Member of the House of Representatives
- In office 11 May 1971 – 7 December 1972 28 May 1973 – 14 September 1989

Member of the European Parliament
- In office 3 July 1973 – 3 October 1974

Personal details
- Born: 11 November 1924 Gouda, Netherlands
- Died: 18 January 2015 (aged 90) The Hague, Netherlands
- Party: Catholic People's Party (until 1980), Christian Democratic Appeal (from 1980)

= Piet van der Sanden =

Dutch politician and journalist (1924–2015)

Petrus Joannes Antonius "Piet" van der Sanden (11 November 1924 – 18 January 2015) was a Dutch politician and journalist. He was a member of the House of Representatives of the Netherlands between 1971 and 1972 and again from 1973 to 1989 for the Catholic People's Party and later the Christian Democratic Appeal. He also served a stint as member of the European Parliament between 1973 and 1974.

==Career==
Van der Sanden was born in Gouda on 11 November 1924. During World War II he was studying at the gymnasium when he was sent to a working camp near Hannover in Germany. Shortly after the war ended he joined the British intelligence service. Between 1945 and 1947 he worked as a translator for British occupying forces in Germany. While there Van der Sanden met his future wife. Between 1947 and 1960 he worked as a journalist first for the De Nieuwe Zuidhollander and later for Het Binnenhof. Starting in 1960 he worked as a parliamentary journalist for Unitas- en Persuniecombinatie. His work in this position lasted until 1966.

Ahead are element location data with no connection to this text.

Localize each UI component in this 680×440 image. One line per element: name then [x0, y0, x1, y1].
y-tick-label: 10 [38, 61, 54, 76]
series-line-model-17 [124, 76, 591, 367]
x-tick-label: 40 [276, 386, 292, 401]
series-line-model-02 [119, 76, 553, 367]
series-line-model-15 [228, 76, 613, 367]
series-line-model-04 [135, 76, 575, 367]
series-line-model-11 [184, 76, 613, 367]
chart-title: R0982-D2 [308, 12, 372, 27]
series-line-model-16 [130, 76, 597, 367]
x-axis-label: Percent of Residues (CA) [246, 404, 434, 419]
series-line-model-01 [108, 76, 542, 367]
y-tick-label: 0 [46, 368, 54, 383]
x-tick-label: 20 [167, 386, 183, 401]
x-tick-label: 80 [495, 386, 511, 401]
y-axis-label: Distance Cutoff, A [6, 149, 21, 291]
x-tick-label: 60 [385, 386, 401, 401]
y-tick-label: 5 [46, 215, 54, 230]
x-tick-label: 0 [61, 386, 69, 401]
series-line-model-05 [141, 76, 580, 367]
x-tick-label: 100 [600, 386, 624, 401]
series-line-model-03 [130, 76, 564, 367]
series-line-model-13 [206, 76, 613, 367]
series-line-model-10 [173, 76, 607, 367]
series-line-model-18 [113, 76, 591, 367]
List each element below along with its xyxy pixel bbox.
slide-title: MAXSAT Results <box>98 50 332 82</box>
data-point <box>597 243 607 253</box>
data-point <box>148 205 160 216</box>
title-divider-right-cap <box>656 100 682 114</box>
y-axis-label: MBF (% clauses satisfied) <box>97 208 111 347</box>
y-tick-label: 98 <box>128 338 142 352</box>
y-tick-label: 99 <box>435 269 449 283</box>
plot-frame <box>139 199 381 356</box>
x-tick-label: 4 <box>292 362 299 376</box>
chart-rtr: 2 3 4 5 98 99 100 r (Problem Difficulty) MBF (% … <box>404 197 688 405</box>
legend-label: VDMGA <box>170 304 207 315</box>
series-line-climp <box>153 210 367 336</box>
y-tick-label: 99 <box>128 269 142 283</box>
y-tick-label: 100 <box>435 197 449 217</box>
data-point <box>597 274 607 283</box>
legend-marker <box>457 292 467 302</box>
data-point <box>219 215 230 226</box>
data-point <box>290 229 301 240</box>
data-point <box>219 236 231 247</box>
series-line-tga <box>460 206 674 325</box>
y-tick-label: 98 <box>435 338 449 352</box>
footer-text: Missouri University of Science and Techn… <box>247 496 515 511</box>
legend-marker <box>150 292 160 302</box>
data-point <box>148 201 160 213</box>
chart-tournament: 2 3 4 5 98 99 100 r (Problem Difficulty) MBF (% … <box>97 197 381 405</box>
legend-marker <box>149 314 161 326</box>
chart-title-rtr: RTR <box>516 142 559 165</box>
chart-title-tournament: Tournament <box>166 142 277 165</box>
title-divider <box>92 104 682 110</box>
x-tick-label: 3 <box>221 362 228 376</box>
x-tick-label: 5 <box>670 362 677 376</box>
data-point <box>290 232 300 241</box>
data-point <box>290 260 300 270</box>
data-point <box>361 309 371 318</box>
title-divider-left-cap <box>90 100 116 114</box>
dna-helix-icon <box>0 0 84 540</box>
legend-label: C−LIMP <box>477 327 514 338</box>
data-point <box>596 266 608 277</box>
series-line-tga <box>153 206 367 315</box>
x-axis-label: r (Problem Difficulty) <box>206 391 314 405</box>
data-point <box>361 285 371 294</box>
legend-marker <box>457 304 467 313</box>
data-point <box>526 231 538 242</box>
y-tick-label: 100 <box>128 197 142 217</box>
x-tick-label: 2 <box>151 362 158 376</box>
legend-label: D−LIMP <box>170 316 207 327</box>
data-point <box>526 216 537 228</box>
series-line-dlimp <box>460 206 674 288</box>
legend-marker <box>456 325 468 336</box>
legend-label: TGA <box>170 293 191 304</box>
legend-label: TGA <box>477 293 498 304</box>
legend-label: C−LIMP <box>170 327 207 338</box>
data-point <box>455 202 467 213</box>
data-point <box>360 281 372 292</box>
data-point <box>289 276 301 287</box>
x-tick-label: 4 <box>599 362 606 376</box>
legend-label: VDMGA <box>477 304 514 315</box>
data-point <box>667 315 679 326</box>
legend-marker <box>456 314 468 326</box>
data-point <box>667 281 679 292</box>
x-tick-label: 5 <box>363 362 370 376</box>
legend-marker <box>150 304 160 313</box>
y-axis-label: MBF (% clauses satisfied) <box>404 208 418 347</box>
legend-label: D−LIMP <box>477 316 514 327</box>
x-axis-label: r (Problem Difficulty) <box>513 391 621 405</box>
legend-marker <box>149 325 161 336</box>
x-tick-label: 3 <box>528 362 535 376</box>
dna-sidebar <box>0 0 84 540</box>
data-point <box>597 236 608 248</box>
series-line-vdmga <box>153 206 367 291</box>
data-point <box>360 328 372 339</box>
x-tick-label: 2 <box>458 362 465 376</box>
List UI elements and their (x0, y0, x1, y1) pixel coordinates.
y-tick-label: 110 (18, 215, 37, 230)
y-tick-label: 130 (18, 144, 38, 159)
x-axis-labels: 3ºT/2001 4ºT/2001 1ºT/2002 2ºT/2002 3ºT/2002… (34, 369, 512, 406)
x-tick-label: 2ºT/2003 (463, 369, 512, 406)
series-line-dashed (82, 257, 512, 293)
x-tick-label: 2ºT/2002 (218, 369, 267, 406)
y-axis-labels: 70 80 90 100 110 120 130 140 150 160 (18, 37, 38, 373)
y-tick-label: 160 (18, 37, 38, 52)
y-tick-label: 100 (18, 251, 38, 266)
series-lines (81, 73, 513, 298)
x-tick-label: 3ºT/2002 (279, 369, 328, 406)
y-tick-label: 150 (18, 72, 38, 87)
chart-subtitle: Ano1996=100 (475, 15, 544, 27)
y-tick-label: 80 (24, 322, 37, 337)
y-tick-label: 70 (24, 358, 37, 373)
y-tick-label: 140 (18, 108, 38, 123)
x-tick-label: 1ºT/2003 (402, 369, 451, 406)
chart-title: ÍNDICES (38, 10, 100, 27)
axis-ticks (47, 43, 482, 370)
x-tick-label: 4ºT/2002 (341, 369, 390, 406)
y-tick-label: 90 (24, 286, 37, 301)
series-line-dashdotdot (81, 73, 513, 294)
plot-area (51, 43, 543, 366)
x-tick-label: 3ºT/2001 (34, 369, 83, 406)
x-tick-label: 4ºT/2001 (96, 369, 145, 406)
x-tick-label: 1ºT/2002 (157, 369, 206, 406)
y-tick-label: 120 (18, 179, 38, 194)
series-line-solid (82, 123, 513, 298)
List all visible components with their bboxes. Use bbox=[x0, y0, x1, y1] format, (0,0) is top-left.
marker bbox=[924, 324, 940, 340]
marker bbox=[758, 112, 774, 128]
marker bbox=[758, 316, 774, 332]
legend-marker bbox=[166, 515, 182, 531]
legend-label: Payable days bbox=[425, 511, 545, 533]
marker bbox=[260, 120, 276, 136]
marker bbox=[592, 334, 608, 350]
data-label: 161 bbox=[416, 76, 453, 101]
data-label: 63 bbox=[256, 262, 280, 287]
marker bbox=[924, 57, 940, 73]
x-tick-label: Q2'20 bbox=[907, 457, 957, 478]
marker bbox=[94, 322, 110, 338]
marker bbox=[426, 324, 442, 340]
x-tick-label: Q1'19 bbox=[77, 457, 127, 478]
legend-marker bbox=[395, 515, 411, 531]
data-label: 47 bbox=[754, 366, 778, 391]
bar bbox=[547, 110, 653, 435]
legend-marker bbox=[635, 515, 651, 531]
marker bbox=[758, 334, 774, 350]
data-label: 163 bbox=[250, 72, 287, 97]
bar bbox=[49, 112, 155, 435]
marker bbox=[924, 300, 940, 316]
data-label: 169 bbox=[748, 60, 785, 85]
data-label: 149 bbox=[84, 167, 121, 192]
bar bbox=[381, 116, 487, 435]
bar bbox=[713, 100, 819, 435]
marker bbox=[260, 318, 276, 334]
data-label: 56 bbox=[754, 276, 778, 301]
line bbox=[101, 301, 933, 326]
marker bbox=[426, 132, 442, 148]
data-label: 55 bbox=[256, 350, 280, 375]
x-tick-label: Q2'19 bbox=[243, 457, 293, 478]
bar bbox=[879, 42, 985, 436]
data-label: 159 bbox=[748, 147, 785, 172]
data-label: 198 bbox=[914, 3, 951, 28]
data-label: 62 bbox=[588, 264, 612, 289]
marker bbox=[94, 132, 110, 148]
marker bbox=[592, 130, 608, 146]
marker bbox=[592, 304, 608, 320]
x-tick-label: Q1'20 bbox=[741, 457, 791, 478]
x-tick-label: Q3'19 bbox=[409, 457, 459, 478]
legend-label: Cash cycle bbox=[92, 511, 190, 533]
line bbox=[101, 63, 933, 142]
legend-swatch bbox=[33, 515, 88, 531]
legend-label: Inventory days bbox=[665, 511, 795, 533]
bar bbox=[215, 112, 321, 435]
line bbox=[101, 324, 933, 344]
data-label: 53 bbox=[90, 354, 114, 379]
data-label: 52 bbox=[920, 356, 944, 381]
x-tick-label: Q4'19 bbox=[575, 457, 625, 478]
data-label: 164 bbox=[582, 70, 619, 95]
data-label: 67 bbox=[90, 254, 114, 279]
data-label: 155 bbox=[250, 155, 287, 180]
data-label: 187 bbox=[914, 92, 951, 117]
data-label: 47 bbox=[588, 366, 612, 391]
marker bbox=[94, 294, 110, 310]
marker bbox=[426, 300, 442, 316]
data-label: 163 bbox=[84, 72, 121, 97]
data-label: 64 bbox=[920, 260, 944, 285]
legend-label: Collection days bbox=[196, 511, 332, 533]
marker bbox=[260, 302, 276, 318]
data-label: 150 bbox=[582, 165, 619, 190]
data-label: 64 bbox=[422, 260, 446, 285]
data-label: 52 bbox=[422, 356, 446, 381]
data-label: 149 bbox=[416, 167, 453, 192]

Van der Sanden became politically involved in 1966 when he became parliamentary advisor and secretary to the Catholic People's Party. In the general election of 1971 he obtained a seat in the House of Representatives for the Catholic People's Party. He served a short stint until December 1972. He returned on 28 May 1973 and would serve until 14 September 1989 as member of the House. Between 3 July 1973 and 3 October 1974 he was member of the European Parliament, after having been appointed by the States General of the Netherlands. After his service in the House he became member of the Commissariaat voor de Media until October 1994.

Van der Sanden was made Knight in the Order of the Netherlands Lion on 27 April 1984.

He died on 18 January 2015 in The Hague.